Le but de ce rapport, comprenant une brève réflexion sur l'utilisation musicale de l 'aléatoire, est de donner à des compositeurs une connaissance pratique de la théorie des probabilités, ainsi que des formules ou logiciels pour la génération d'événements aléatoires obéissant à diverses lois de probabilité.

Table des matières

1. Introduction
2. Définitions préliminaires
    2.1 Probabilité
    2.2 Variable aléatoire
    2.3 Fonction de probabilité
    2.4 Fonction de répartition
    2.5 Variable aléatoire discrète
    2.6 Variable aléatoire continue
      2.6.1 La distribution continue uniforme
    2.7 Structure continue des paramètres musicaux
    2.8 Canons
3. Lois de probabilité discrètes
    3.1 Distribution uniforme discrète
    3.2 Méthode générale pour l'obtention de distributions discrètes
    3.3 Quelques distributions discrètes
      3.3.1 Choix entre deux alternatives
      3.3.2 Distribution binomiale
      3.3.3 Distribution de Poisson
      3.3.4 Choix entre plusieurs alternatives
      3.3.5 Tirages exhaustifs, permutation
4. Lois de probabilité continues
    4.1 Distributions uniformes
    4.2 Méthode générale pour l'obtention de distributions continues
    4.3 Quelques distributions continues d'obtention directe
      4.3.1 Distribution linéaire
      4.3.2 Distribution exponentielle
      4.3.3 Distribution gamma
      4.3.4 Première loi de Laplace
      4.3.5 Distribution de Cauchy
      4.3.6 Distribution cosinus hyperbolique
      4.3.7 Distribution logistique
      4.3.8 Distribution arc sinus
    4.4 Deux autres distributions continues
      4.4.1 Distribution de Gauss-laplace
      4.4.2 Distribution beta
5. Comparaisons et applications
Figures
Bibliographie

Introduction

Le terme stochastique a été introduit en musique par
Xenakis ([1]). C'est un synonyme d'aléatoire, qu'il a cependant choisi en tant que terme plus scientifique, moins banal, afin de qualifier son utilisation de la théorie des probabilités et de la différencier de la pratique fréquente de sections « aléatoires » dans la musique contemporaine, qui correspondent en fait à des sections improvisées. Canon est aussi un terme qu'il a adopté pour désigner un algorithme « tirant » des valeurs aléatoires selon une loi de probabilité déterminée.

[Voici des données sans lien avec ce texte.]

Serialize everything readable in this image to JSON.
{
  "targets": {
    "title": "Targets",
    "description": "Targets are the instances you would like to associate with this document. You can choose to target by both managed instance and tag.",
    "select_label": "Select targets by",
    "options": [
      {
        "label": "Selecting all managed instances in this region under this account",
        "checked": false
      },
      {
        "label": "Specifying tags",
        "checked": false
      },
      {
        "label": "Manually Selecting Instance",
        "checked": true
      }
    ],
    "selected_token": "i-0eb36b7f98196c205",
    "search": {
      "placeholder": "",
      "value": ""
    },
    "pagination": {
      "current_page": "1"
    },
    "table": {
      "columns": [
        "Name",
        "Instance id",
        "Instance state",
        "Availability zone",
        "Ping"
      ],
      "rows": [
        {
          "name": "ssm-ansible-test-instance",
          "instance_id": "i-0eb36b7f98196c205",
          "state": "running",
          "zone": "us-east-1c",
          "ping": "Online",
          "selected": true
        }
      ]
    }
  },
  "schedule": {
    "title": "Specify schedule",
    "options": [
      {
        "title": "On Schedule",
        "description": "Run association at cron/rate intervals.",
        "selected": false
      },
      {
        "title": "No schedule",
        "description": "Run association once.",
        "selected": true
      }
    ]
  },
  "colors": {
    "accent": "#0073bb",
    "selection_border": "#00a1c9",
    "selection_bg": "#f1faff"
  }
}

En 1954, Xenakis énonça deux critiques à l'encontre de la composition sérielle, qui était alors indéniablement la technique la plus répandue dans l'avant-garde : « ... le système sériel est remis en question en ses deux bases qui contiennent en germe leur destruction et leur dépassement propres » ([2], p.120).

Sa première critique est d'ordre intrinsèque, est une vue généralisante : les techniques sérielles sont un cas particulier du vaste domaine du calcul combinatoire, et, en outre, le sérialisme est demeuré engagé dans son héritage historique alors que, particulièrement par l'électroacoustique, de nouveaux horizons étaient ouverts : « Pourquoi douze et pas treize ou n sons ? Pourquoi pas la continuité du spectre des fréquences ? Du spectre des timbres ? Du spectre des intensités et des durées ? » (ibid.).

Sa seconde remarque relève une contradiction des processus sériels par rapport à leur résultat sonore : « La complexité énorme empêche à l'audition de suivre l'enchevêtrement des lignes et a comme effet macroscopique une dispersion irraisonnée et fortuite des sons sur toute l'étendue du spectre sonore » (ibid.).

Et il concluait : « L'effet macroscopique pourra donc être contrôlé par la moyenne des mouvements des n objets choisis par nous. Il en résulte l'introduction de la notion de probabilité qui implique d'ailleurs dans ce cas précis le calcul combinatoire » (ibid.). Cette conclusion est ainsi une généralisation, introduisant le concept du contrôle global d'événements sonores complexes, plutôt que leur élaboration analytique et mécanique, exactement comme, en sciences, les méthodes statistiques sont un outil de préhension globale de phénomènes analytiquement excessivement complexes ; ce qui est bien conforme à notre conception intuitive du hasard. Mais il faut ajouter d'autre part que Xenakis portait en lui-même certaines intuitions musicales de masses sonores, probablement antérieures à leur justification rationnelle ([1], pp.19-20).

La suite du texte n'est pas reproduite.